L'American Chestnut Foundation (TACF) a déjà travaillé en étroite collaboration avec SUNY ESF pour utiliser le Darling 58 dans sa mission de restauration du châtaignier d'Amérique dans son aire de répartition naturelle dans l'est des États-Unis. Cependant, en décembre 2023, la TACF a retiré sa demande d'utilisation comme espèce réparatrice en raison de mauvaises performances et d'une mortalité élevée chez les jeunes arbres Darling 54.
Impact économique et écologique des maladies
En moins de cinquante ans après son apparition, C. parasitica a pratiquement éliminé le châtaignier d'Amérique en tant qu'espèce de canopée sur 3,6 × 10 6 ha de forêt. Le fruit du châtaignier était une source alimentaire majeure pour les animaux des forêts de basse altitude des Appalaches. Cette perte a entraîné une diminution drastique de la population d'écureuils, l'extinction de sept espèces de papillons de nuit indigènes et le ralentissement du rétablissement des populations de cerfs, d'éperviers de Cooper, de couguars et de lynx roux.

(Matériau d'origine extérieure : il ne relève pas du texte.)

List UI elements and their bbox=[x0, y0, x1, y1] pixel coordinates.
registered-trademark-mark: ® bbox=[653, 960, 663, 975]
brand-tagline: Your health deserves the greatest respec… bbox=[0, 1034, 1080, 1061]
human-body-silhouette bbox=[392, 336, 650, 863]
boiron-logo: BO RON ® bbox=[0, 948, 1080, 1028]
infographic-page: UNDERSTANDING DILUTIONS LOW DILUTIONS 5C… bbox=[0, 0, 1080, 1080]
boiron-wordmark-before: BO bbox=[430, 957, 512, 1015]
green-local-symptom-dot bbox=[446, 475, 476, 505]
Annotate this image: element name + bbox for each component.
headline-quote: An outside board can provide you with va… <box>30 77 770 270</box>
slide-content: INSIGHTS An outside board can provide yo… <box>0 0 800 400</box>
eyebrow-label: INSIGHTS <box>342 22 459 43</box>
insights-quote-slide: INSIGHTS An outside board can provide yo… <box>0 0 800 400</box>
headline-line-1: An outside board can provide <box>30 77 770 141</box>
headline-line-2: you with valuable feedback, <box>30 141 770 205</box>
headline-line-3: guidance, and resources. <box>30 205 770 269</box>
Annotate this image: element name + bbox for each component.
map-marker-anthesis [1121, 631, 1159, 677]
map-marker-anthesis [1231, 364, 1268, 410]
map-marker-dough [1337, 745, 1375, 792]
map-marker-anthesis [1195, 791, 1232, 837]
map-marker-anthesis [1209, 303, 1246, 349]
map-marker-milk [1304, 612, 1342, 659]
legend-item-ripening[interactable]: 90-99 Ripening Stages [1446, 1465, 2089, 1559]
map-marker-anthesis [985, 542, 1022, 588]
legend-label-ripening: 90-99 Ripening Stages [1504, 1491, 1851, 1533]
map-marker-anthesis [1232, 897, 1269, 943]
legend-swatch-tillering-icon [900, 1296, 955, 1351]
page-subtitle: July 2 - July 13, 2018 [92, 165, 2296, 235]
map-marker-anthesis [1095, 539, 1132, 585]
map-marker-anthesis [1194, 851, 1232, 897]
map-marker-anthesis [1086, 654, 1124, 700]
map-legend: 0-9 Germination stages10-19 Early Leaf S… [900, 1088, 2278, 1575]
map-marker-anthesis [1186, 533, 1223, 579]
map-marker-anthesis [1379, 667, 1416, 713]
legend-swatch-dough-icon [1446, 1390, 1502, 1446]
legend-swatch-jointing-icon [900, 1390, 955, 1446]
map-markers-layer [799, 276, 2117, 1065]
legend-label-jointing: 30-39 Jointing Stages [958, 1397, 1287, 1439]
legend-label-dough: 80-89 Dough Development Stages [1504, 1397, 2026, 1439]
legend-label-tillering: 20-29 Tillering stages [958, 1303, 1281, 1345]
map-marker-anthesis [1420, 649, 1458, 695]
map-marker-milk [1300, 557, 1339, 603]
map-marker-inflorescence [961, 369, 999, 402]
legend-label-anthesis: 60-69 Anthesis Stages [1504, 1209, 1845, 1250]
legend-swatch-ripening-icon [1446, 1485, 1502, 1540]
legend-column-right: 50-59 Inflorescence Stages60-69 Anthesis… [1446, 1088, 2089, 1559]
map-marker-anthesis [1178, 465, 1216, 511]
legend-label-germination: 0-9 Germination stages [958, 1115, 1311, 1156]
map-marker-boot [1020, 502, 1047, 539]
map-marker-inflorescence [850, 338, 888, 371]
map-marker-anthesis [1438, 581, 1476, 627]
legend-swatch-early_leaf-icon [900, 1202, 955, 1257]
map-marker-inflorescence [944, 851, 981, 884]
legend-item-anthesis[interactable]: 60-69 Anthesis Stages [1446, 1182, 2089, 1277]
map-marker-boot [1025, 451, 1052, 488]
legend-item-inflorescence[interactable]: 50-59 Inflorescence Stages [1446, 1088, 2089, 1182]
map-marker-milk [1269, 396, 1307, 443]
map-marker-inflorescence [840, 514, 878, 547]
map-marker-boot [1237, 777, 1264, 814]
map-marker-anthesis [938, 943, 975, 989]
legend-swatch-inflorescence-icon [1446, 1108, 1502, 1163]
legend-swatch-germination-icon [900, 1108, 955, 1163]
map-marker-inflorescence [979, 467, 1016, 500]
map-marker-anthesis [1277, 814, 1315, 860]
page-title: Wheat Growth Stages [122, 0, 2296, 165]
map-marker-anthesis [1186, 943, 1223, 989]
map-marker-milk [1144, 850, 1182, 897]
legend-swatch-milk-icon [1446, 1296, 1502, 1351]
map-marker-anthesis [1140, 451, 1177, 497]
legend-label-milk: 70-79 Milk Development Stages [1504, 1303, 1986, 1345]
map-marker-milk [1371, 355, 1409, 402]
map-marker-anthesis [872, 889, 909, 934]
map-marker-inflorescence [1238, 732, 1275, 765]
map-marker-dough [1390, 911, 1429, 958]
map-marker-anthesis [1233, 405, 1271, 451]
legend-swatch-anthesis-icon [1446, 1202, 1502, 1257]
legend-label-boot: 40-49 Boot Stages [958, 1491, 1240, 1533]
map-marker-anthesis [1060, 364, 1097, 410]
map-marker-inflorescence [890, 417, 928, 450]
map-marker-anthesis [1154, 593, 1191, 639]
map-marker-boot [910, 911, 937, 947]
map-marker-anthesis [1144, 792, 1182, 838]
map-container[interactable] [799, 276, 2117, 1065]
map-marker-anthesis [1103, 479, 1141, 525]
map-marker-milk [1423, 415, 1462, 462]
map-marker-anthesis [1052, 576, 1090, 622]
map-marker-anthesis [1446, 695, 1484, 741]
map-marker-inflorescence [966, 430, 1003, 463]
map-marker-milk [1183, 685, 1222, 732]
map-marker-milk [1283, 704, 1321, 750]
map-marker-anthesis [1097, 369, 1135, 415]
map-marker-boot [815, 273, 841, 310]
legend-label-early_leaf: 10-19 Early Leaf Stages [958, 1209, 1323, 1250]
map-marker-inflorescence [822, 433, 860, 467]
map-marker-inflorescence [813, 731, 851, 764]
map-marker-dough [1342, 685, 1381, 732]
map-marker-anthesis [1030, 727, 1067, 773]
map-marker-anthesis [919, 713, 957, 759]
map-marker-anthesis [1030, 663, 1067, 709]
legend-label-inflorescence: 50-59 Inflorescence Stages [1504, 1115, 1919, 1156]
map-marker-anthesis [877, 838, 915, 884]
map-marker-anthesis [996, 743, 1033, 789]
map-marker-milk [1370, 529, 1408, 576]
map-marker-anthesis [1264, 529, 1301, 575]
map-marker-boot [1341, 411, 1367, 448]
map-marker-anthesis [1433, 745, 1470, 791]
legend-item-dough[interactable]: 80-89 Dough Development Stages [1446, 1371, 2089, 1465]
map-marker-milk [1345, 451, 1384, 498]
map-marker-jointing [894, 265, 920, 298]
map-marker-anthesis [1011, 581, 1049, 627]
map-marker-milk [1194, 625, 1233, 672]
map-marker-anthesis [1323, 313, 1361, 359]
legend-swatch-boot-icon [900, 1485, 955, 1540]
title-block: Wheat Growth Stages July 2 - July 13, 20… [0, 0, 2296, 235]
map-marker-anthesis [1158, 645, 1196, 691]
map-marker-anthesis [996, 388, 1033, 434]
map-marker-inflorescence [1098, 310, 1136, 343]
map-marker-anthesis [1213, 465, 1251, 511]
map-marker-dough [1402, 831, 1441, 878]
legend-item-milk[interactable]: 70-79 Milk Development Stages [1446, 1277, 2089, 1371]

Les effets de cette maladie se sont également propagés dans l'ensemble de l'écosystème, étant liés à une diminution de l'abondance des oiseaux nichant dans des cavités et à une diminution de la qualité de l'eau des rivières, ce qui a eu un impact négatif sur les populations d'invertébrés aquatiques. ^
En 1912, la valeur du bois de châtaignier sur pied dans trois États seulement était estimée à 82,5 millions de dollars (1,9 milliard de dollars en 2009). Par conséquent, en plus des impacts écologiques, C. parasitica a potentiellement causé une perte dévastatrice en termes de bien-être économique pour les communautés dépendantes du châtaignier. Les alpinistes, résidents des communautés des Appalaches, ont dû modifier radicalement leur mode de vie pour faire face aux effets de cette maladie.
Les effets économiques ont également été considérables en Europe, notamment avant que le virus CHV1 ne se propage naturellement dans une région. En Grèce, par exemple, la maladie a forcé la migration de personnes qui ne pouvaient plus se permettre de vivre de la culture des châtaigniers. Elle a également entraîné une baisse de 40 % de la production grecque de châtaignes.